Bildiğim kadarıyla burası Discordia hakkında bulacağınız tek Türkçe kaynak. Bundan dolayı onun isteğini kırmayıp en azından ana menüye bir Discordia linki ve kısa bir açıklamayı koyacağım; üstelik bunun bulunması için sitenin değişik yerlerinde yeterince ipucu olduğunu düşünmeme rağmen.

Gelelim sitenin varolan yapısına. Bu şekle ulaşana dek bir kaç defa karar değiştirdim ama bir zamanlarki internetin havasını en iyi günce programlarının yansıttığına karar verdim. Her yeni yazı eskisini aşağı itiyor ve yazı hem orada, hem de kolay görünmüyor. "Bu da ne demek" diyenler için açıklama birazdan.
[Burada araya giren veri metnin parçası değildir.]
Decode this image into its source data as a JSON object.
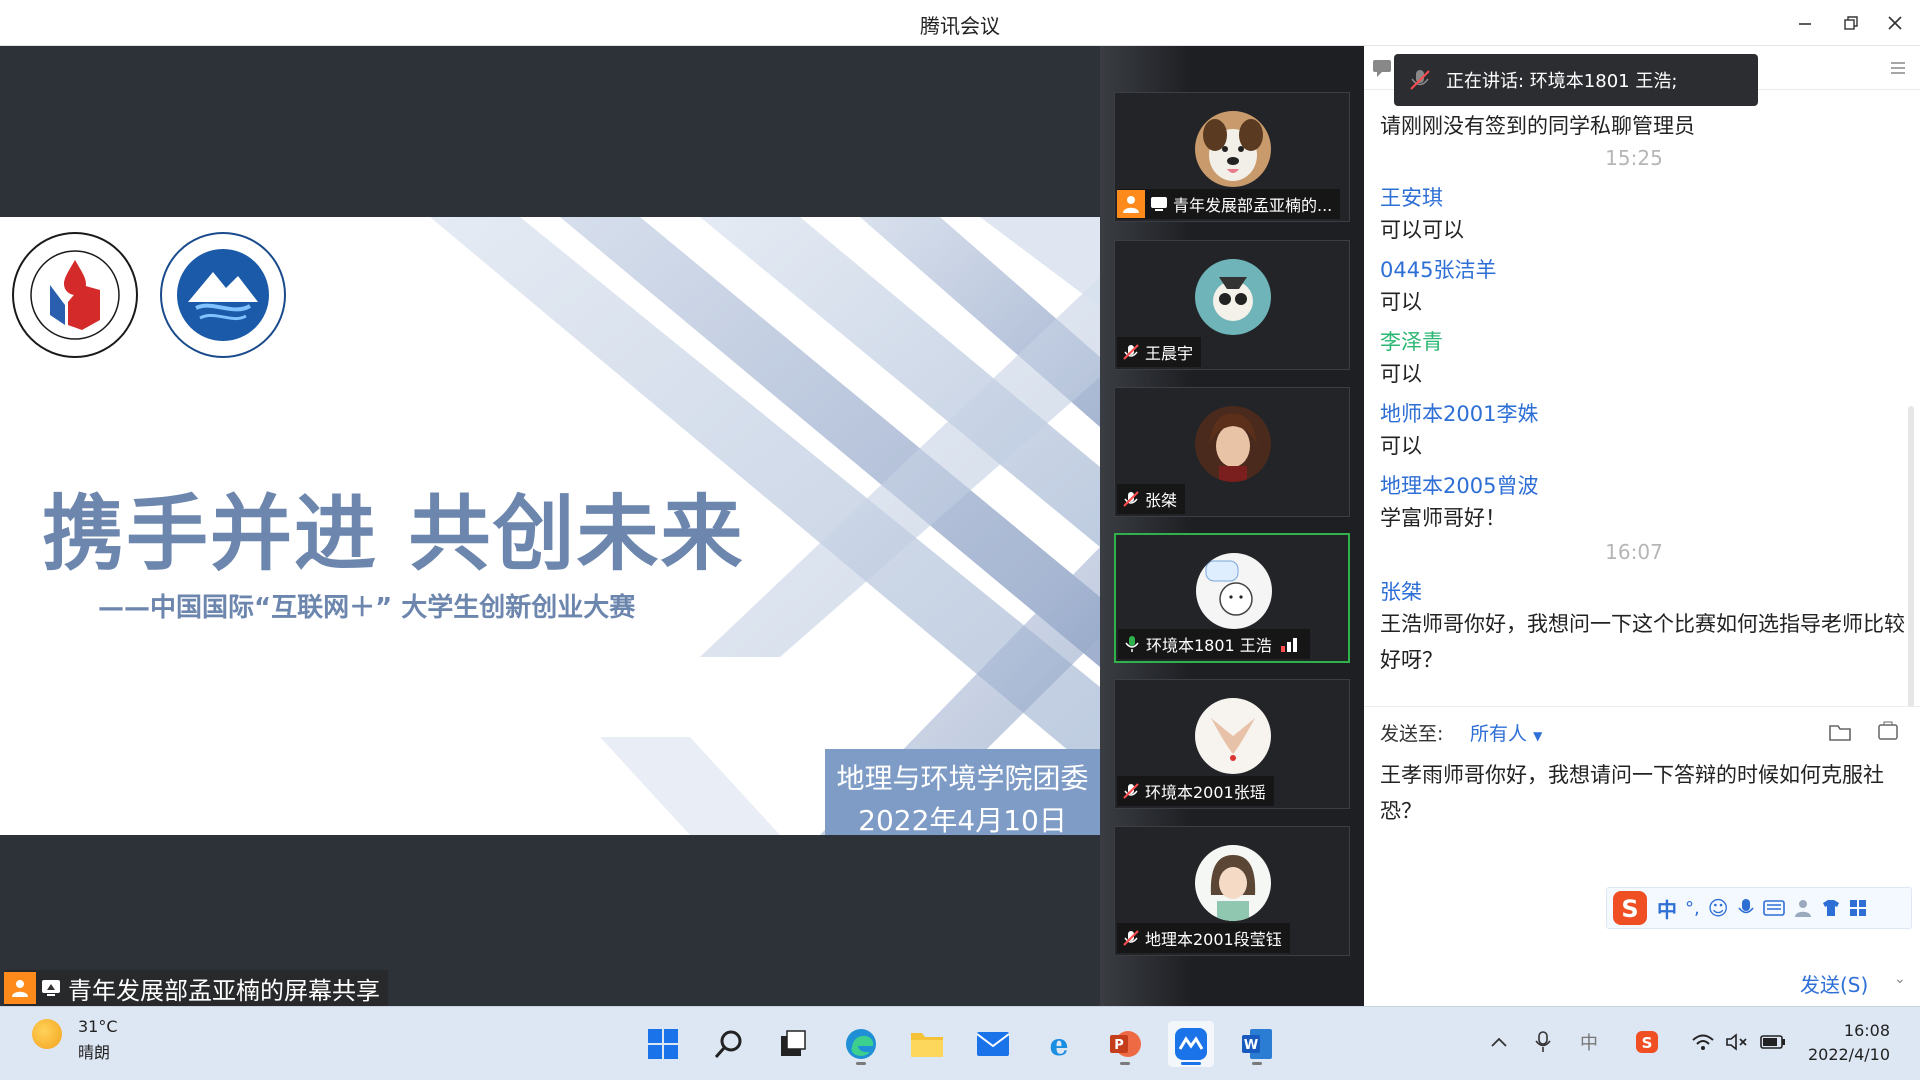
{
  "window": {
    "title": "腾讯会议"
  },
  "share": {
    "slide_title": "携手并进 共创未来",
    "slide_subtitle": "——中国国际“互联网＋” 大学生创新创业大赛",
    "org_line1": "地理与环境学院团委",
    "org_line2": "2022年4月10日",
    "label": "青年发展部孟亚楠的屏幕共享"
  },
  "participants": [
    {
      "name": "青年发展部孟亚楠的...",
      "role": "host-sharing"
    },
    {
      "name": "王晨宇"
    },
    {
      "name": "张桀"
    },
    {
      "name": "环境本1801 王浩",
      "speaking": true
    },
    {
      "name": "环境本2001张瑶"
    },
    {
      "name": "地理本2001段莹钰"
    }
  ],
  "chat": {
    "speaking_banner": "正在讲话: 环境本1801 王浩;",
    "first_text": "请刚刚没有签到的同学私聊管理员",
    "time1": "15:25",
    "messages": [
      {
        "name": "王安琪",
        "text": "可以可以"
      },
      {
        "name": "0445张洁羊",
        "text": "可以"
      },
      {
        "name": "李泽青",
        "text": "可以"
      },
      {
        "name": "地师本2001李姝",
        "text": "可以"
      },
      {
        "name": "地理本2005曾波",
        "text": "学富师哥好！"
      }
    ],
    "time2": "16:07",
    "last": {
      "name": "张桀",
      "text": "王浩师哥你好，我想问一下这个比赛如何选指导老师比较好呀？"
    },
    "send_to_label": "发送至:",
    "recipient": "所有人",
    "draft": "王孝雨师哥你好，我想请问一下答辩的时候如何克服社恐？",
    "ime_label": "中",
    "send_label": "发送(S)"
  },
  "taskbar": {
    "temperature": "31°C",
    "weather": "晴朗",
    "time": "16:08",
    "date": "2022/4/10",
    "ime_indicator": "中"
  },
  "colors": {
    "accent": "#2e6fd6",
    "speaking_green": "#2fb24c",
    "name_green": "#2bb673"
  }
}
Eski net efsanevi bir yerdi ve ona uygun kahramanları, iyileri ve kötüleri vardı. Ama belki de en önemli özelliği kendine özgü liyakat sistemiydi. Kimse kapıdan kovulmazdı ama içeri girmek de kolay değildi (davetiye falan yoktu tabii). Site oradaydı ama girmek için güzel veya zengin olmanız, tavsiye edilmeniz gibi şeyler o zaman da züppece ve ayrımcı bulunurdu. Tam tersine, giriş daha çok size bağlıydı:
  1. Merak etmeniz;
  2. İstemeniz;
  3. Çalışıp öğrenmeniz;
  4. Sonra da bildiğinizi paylaşmanız gerekliydi. Bilgi, paylaşıldıkça çoğalan en değerli hazineydi.
Hiç unutmuyorum, biraz önce isim vermeden andığım o kahramanlardan +ORC'nin, ismi ve adresi belli olmayan ve belki de hiç var olmayan sitesini (doğru söylüyorum) bulabilmek için abartmayıp binlerce demeyeyim ama yüzlerce kişi +ORC'nin bilmecesini çözmek için uğraşmış, çözebilmek için yeniden matematik, assembly ve hatta İngiliz ortaçağ tarihini okumak zorunda kalmıştık (aşağıda küçük bir ipucu vereceğim, kafayı yemek isteyenler uğraşabilir; daha doğrusu zaman tünelinde zevkli bir yolculuk yapabilir ama yolculuk ingilizce bilenler için mümkün, üzgünüm). Bu sistem, zenginin ya da güçlünün, ya da vb'nin değil hak edenin ulaşabildiği ve hedefinde de kendisi gibi meraklı, öğrenmek için armut piş ağzıma düş demek yerine çalışmaktan gücenmeyen, hem bilgiye aç, hem de bildiğini öğretmekten zevk alan insanları bulacağınız yerlere erişmenizi sağlardı. Kapı oradaydı, kilidiyse ancak bilgi açardı, davetiye veya kredi kartı değil.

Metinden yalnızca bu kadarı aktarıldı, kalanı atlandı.